Zucchini Noodles! What a delicious alternative to pasta … There is no limit to how creative you can get with these noodles. Today, we are showing you the best, mouth-watering avocado basil pesto sauce to go with them! This is the perfect vegetarian lunch or dinner recipe and it also stores well in the fridge if you want to take as a meal on-the-go. To add some protein to this dish you could always top with some chicken, tofu or fish and it would complement it perfectly!

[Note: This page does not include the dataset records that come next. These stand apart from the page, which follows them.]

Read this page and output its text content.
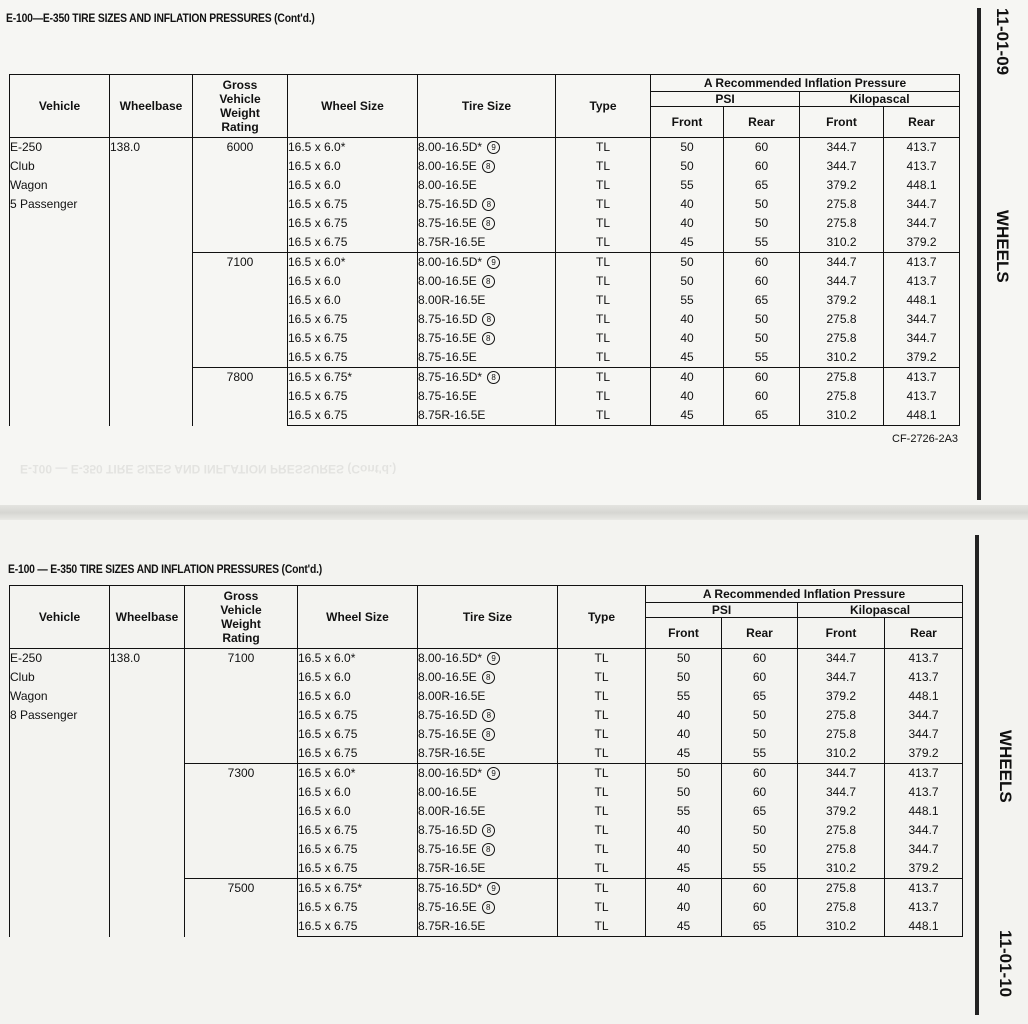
E-100 — E-350 TIRE SIZES AND INFLATION PRESSURES (Cont'd.)
E-100—E-350 TIRE SIZES AND INFLATION PRESSURES (Cont'd.)
Vehicle	Wheelbase	Gross Vehicle Weight Rating	Wheel Size	Tire Size	Type	A Recommended Inflation Pressure			
						PSI		Kilopascal	
						Front	Rear	Front	Rear

E-250
Club
Wagon
5 Passenger	138.0	6000	16.5 x 6.0*	8.00-16.5D* 9	TL	50	60	344.7	413.7
			16.5 x 6.0	8.00-16.5E 8	TL	50	60	344.7	413.7
			16.5 x 6.0	8.00-16.5E	TL	55	65	379.2	448.1
			16.5 x 6.75	8.75-16.5D 8	TL	40	50	275.8	344.7
			16.5 x 6.75	8.75-16.5E 8	TL	40	50	275.8	344.7
			16.5 x 6.75	8.75R-16.5E	TL	45	55	310.2	379.2
		7100	16.5 x 6.0*	8.00-16.5D* 9	TL	50	60	344.7	413.7
			16.5 x 6.0	8.00-16.5E 8	TL	50	60	344.7	413.7
			16.5 x 6.0	8.00R-16.5E	TL	55	65	379.2	448.1
			16.5 x 6.75	8.75-16.5D 8	TL	40	50	275.8	344.7
			16.5 x 6.75	8.75-16.5E 8	TL	40	50	275.8	344.7
			16.5 x 6.75	8.75-16.5E	TL	45	55	310.2	379.2
		7800	16.5 x 6.75*	8.75-16.5D* 8	TL	40	60	275.8	413.7
			16.5 x 6.75	8.75-16.5E	TL	40	60	275.8	413.7
			16.5 x 6.75	8.75R-16.5E	TL	45	65	310.2	448.1
CF-2726-2A3
11-01-09
WHEELS
E-100 — E-350 TIRE SIZES AND INFLATION PRESSURES (Cont'd.)
Vehicle	Wheelbase	Gross Vehicle Weight Rating	Wheel Size	Tire Size	Type	A Recommended Inflation Pressure			
						PSI		Kilopascal	
						Front	Rear	Front	Rear

E-250
Club
Wagon
8 Passenger	138.0	7100	16.5 x 6.0*	8.00-16.5D* 9	TL	50	60	344.7	413.7
			16.5 x 6.0	8.00-16.5E 8	TL	50	60	344.7	413.7
			16.5 x 6.0	8.00R-16.5E	TL	55	65	379.2	448.1
			16.5 x 6.75	8.75-16.5D 8	TL	40	50	275.8	344.7
			16.5 x 6.75	8.75-16.5E 8	TL	40	50	275.8	344.7
			16.5 x 6.75	8.75R-16.5E	TL	45	55	310.2	379.2
		7300	16.5 x 6.0*	8.00-16.5D* 9	TL	50	60	344.7	413.7
			16.5 x 6.0	8.00-16.5E	TL	50	60	344.7	413.7
			16.5 x 6.0	8.00R-16.5E	TL	55	65	379.2	448.1
			16.5 x 6.75	8.75-16.5D 8	TL	40	50	275.8	344.7
			16.5 x 6.75	8.75-16.5E 8	TL	40	50	275.8	344.7
			16.5 x 6.75	8.75R-16.5E	TL	45	55	310.2	379.2
		7500	16.5 x 6.75*	8.75-16.5D* 9	TL	40	60	275.8	413.7
			16.5 x 6.75	8.75-16.5E 8	TL	40	60	275.8	413.7
			16.5 x 6.75	8.75R-16.5E	TL	45	65	310.2	448.1
WHEELS
11-01-10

One important tip you must know is to make sure to pat your zucchini dry so that the noodles don’t get too watery. From there, you can decide whether you’d like your dish room temperature or chilled. We served ours chilled to get that extra crunch!

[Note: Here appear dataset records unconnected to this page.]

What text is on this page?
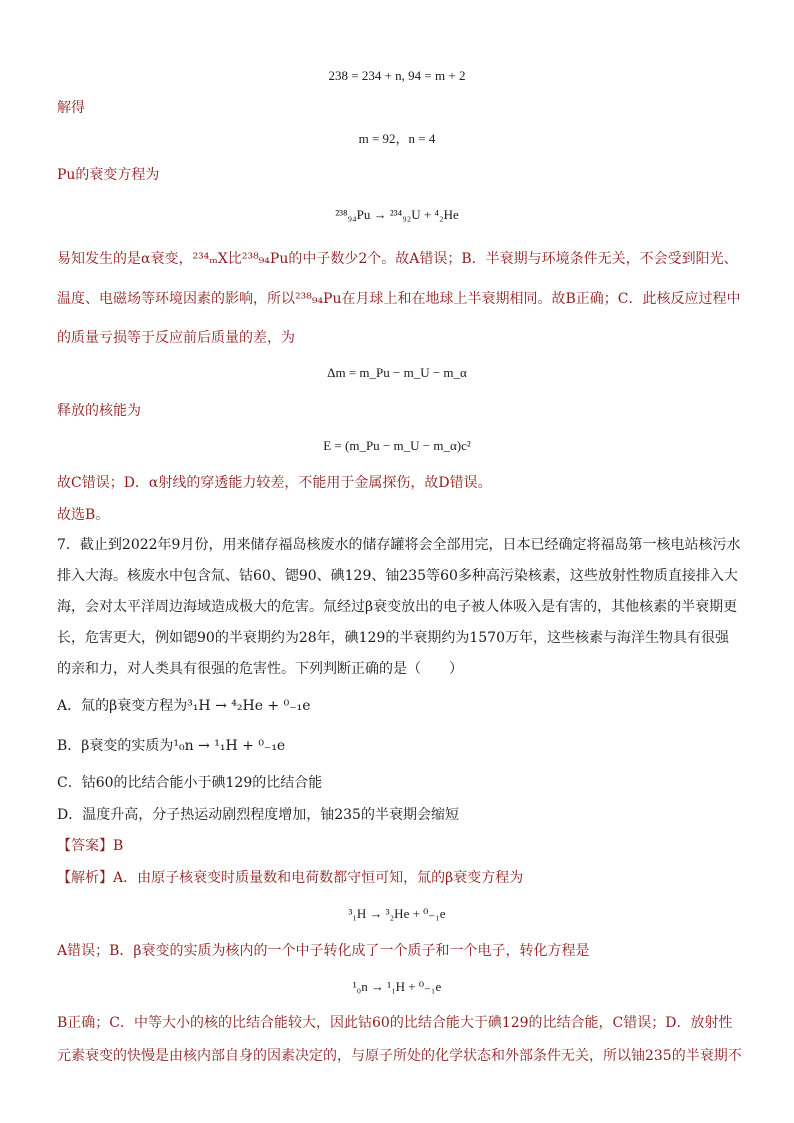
238 = 234 + n, 94 = m + 2
解得
m = 92，n = 4
Pu的衰变方程为
²³⁸₉₄Pu → ²³⁴₉₂U + ⁴₂He
易知发生的是α衰变，²³⁴ₘX比²³⁸₉₄Pu的中子数少2个。故A错误；B．半衰期与环境条件无关，不会受到阳光、
温度、电磁场等环境因素的影响，所以²³⁸₉₄Pu在月球上和在地球上半衰期相同。故B正确；C．此核反应过程中
的质量亏损等于反应前后质量的差，为
Δm = m_Pu − m_U − m_α
释放的核能为
E = (m_Pu − m_U − m_α)c²
故C错误；D．α射线的穿透能力较差，不能用于金属探伤，故D错误。
故选B。
7．截止到2022年9月份，用来储存福岛核废水的储存罐将会全部用完，日本已经确定将福岛第一核电站核污水
排入大海。核废水中包含氚、钴60、锶90、碘129、铀235等60多种高污染核素，这些放射性物质直接排入大
海，会对太平洋周边海域造成极大的危害。氚经过β衰变放出的电子被人体吸入是有害的，其他核素的半衰期更
长，危害更大，例如锶90的半衰期约为28年，碘129的半衰期约为1570万年，这些核素与海洋生物具有很强
的亲和力，对人类具有很强的危害性。下列判断正确的是（　　）
A．氚的β衰变方程为³₁H → ⁴₂He + ⁰₋₁e
B．β衰变的实质为¹₀n → ¹₁H + ⁰₋₁e
C．钴60的比结合能小于碘129的比结合能
D．温度升高，分子热运动剧烈程度增加，铀235的半衰期会缩短
【答案】B
【解析】A．由原子核衰变时质量数和电荷数都守恒可知，氚的β衰变方程为
³₁H → ³₂He + ⁰₋₁e
A错误；B．β衰变的实质为核内的一个中子转化成了一个质子和一个电子，转化方程是
¹₀n → ¹₁H + ⁰₋₁e
B正确；C．中等大小的核的比结合能较大，因此钴60的比结合能大于碘129的比结合能，C错误；D．放射性
元素衰变的快慢是由核内部自身的因素决定的，与原子所处的化学状态和外部条件无关，所以铀235的半衰期不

Trust us, you’ll have a gorgeous, impressive, and super healthy meal ready at your fingertips in no time with this one.
Zucchini Noodle Pasta with Avocado Basil Pesto
- 2 medium organic zucchinis, ends trimmed
- 1/2 cup fresh basil leaves
- 1/2 large ripe avocado
- 2 cloves garlic
- 2 tbsp pine nuts
- 1 tbsp fresh lemon juice
- 3 tbsp water, plus more as needed for desired consistency
- 1/4 cup grated parmesan or goat cheese
- 1/2 cup organic grape tomatoes
- salt and pepper to taste
- Using a julienne peeler, mandolin, or spiralizer, spiralize the zucchini into noodles. Add noodles to a large bowl. You can also purchase pre-spiraled noodles.
- Place your noodles on paper towel and pat them dry. Remove as much excess water as possible.
- In a food processor, combine basil, avocado, garlic, pine nuts and lemon juice and pulse for 20 seconds. Add in water and process again until smooth.
- Transfer to the bowl of zucchini noodles and toss until the noodles are well coated. Top with tomatoes and cheese.